Most consumers believe that vegetables losing much of the nutritional value by freezing and therefore should be avoided. However, the current method of deep freezing, the nutritional value of the product remains fully preserved and frozen vegetables retain top quality. Path from harvested to frozen vegetables consists of a series of controlled steps, each of which aims to preserve maximum quality of vegetables. Harvesting is done at their peak of freshness. Sorting, cleaning and blanching vegetables - brief immersion in boiling water, which is a key step in preparing vegetables for the freezer, because it prevents undesirable changes in the quality and nutritional value.

Peas

Packed, quick-frozen young peas is a great choice for all who wants fast but high-quality, delicious and healthy meal.
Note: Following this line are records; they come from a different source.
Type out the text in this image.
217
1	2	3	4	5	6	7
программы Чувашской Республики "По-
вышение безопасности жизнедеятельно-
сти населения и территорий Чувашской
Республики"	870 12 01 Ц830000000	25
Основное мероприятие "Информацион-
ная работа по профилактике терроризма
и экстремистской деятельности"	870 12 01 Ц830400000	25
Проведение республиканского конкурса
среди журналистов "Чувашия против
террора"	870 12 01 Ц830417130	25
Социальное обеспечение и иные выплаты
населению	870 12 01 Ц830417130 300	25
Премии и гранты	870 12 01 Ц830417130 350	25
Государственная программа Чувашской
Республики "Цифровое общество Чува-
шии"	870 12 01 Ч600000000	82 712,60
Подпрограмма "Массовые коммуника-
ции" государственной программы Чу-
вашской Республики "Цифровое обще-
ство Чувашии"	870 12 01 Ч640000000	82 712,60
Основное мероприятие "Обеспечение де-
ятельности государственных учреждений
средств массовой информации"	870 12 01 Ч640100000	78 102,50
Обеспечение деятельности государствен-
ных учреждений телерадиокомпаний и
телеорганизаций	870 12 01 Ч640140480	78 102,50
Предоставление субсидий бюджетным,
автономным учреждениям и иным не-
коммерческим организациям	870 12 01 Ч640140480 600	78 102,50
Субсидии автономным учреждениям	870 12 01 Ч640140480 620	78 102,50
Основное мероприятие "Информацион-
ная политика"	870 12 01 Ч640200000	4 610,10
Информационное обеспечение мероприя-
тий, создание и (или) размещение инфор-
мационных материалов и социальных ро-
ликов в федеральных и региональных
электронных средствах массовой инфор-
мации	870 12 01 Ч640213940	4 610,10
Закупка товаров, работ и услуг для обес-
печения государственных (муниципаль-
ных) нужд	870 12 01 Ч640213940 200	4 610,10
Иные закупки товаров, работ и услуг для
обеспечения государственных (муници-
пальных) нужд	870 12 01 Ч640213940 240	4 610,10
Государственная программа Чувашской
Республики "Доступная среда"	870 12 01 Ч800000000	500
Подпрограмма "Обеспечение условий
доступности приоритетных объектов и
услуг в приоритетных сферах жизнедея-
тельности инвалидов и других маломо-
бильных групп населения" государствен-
Beans of sweet young peas had previously been treated, so it takes only 15 to 20 minutes to prepare it. Quick frozen peas can be prepared as a stew, side meal with meat or rice, and it also enriches the taste of soup, or a variety of meals.

Carrot

Carrot is the vegetable that contain the most beta carotene (which gives the orange color) than any other vegetables. A carotene is a substance from which a vitamin A is developed. The more orange carrot is, the share of carotene in it is higher. Beside carotene, the carrots are also rich in vitamin B, D and E. In addition, the carrot is rich in minerals, and is recommended for babies, children, convalescents, pregnant women and elder people. It is extremely easy to digest, cooked or braised, while the best way to consume raw carrot is by making juice which, mixed with lemon, for example, is very tasty and refreshing. Carrots also possess many medical characteristics.